Llandaff never developed into a chartered borough, and by the 19th century, was described as "reduced to a mere village... It consists of little more than two short streets of cottages, not lighted or paved, terminating in a square, into which the great gateway of the old palace formerly opened, and where are still several genteel houses."

Historically, Llandaff was informally known as a 'city', because of its status as the seat of the Bishop of Llandaff. This city status was never officially recognised, largely because the community did not possess a charter of incorporation. The ancient parish of Llandaff included a wide area. Apart from Llandaff itself, it included the townships of Canton, Ely, Fairwater, and Gabalfa.

During the development of the South Wales coalfield and Cardiff Docks, the parish was gradually absorbed into the Borough of Cardiff during the 19th and 20th centuries. Seen as a clean and green up-market countrified village location close to the fast developing city, many of the better-off coal merchants and business people chose to live in Llandaff, including the Insole family. The house now known as Insole Court dates originally from 1856. Llandaff itself became a civil parish, and from 1894 to 1922, was part of the Llandaff and Dinas Powis Rural District. On 9 November 1922, the county borough of Cardiff was extended to include the area.

===1952 mid-air collision===

On Monday 14 July 1952 at 1.15pm, two de Havilland Vampire aircraft from RAF Merryfield, of 208 Advanced Flying School, collided in mid-air at 29,000 ft. One Vampire, VF265, went straight through a three-storey building next to the Llandaff Hotel, to the basement, killing a 53 year old woman.
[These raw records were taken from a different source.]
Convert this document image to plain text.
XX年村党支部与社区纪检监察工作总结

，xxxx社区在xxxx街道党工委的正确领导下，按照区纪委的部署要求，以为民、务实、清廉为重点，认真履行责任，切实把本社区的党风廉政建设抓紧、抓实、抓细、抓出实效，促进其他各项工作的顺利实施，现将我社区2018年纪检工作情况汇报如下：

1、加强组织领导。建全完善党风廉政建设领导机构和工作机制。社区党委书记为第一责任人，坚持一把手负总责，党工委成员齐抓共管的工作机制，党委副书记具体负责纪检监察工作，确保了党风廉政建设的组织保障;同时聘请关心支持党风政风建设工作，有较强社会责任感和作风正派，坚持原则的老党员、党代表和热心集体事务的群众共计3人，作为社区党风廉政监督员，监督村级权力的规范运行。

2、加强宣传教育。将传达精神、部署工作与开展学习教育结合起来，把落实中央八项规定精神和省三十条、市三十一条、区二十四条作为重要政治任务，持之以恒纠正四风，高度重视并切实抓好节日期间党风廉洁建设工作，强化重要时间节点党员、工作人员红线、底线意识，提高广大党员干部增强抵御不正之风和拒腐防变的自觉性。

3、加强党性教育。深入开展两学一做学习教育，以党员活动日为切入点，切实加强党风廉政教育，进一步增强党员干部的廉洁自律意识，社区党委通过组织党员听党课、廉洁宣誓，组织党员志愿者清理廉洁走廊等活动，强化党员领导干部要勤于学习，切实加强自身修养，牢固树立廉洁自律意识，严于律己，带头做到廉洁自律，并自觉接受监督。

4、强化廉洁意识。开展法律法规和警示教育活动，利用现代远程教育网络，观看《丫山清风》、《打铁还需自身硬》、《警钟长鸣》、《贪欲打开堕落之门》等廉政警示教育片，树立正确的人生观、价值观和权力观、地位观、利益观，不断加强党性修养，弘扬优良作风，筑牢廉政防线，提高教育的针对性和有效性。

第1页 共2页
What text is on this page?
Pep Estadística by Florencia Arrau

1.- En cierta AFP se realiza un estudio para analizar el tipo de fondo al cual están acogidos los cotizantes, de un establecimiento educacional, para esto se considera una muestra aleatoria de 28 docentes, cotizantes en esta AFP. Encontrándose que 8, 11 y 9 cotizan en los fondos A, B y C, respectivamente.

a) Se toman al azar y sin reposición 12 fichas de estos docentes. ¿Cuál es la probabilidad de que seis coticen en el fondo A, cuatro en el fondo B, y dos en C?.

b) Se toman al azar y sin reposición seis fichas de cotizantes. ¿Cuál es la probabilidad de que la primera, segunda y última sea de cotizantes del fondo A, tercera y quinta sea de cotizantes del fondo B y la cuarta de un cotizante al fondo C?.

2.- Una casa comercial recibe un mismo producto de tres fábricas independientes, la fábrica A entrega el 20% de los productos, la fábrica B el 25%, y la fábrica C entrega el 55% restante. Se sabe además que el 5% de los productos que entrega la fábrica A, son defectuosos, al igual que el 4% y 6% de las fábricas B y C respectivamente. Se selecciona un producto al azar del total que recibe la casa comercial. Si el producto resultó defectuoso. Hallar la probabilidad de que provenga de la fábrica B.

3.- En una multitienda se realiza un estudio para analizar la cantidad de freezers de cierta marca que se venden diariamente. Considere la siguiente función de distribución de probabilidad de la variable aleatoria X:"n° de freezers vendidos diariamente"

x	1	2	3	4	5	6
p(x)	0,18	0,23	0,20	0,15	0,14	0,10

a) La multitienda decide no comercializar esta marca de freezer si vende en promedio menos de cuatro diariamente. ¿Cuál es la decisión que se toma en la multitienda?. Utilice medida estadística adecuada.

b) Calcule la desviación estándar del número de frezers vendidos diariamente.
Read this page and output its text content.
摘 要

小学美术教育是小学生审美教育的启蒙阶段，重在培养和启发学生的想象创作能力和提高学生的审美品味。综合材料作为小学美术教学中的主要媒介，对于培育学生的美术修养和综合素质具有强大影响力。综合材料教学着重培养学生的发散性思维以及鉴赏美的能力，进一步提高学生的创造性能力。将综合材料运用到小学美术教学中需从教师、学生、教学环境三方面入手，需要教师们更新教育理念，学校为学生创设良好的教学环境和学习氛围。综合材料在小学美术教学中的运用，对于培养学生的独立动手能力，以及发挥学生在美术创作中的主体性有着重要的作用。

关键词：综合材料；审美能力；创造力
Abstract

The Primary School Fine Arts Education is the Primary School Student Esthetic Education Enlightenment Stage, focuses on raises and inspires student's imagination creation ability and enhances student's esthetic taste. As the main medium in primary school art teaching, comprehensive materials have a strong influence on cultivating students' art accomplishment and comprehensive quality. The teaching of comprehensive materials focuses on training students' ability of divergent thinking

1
Another Vampire, TG297, crashed in Pontcanna Fields & Llandaff Fields.

Pilot Officer G H Patterson, from the VF265 aircraft, from Houghton-le-Spring, landed in the middle of Cardiff Airport, and walked to Cardiff Aeroplane Club. Pilot Officer B F Shaw, from the TG297 aircraft, from West Sussex, landed in the River Rumney.

==Demography==
At the United Kingdom Census 2011, the population of the Llandaff was 8,997; of whom 4,309 were male, and 4,688 female. 91.6% were recorded as being of various white ethnicities. Approximately 65% of the population were returned as Christian, with about 1.5% each being Hindu or Muslim, and 30% having no religion or no stated religion.

===Welsh language===
In the 2011 census, 15.3% of the population over 3 years old in Llandaff were recorded as speaking Welsh, or 1,337 people. This was a small drop compared to the 2001 census figure, which was 15.4%.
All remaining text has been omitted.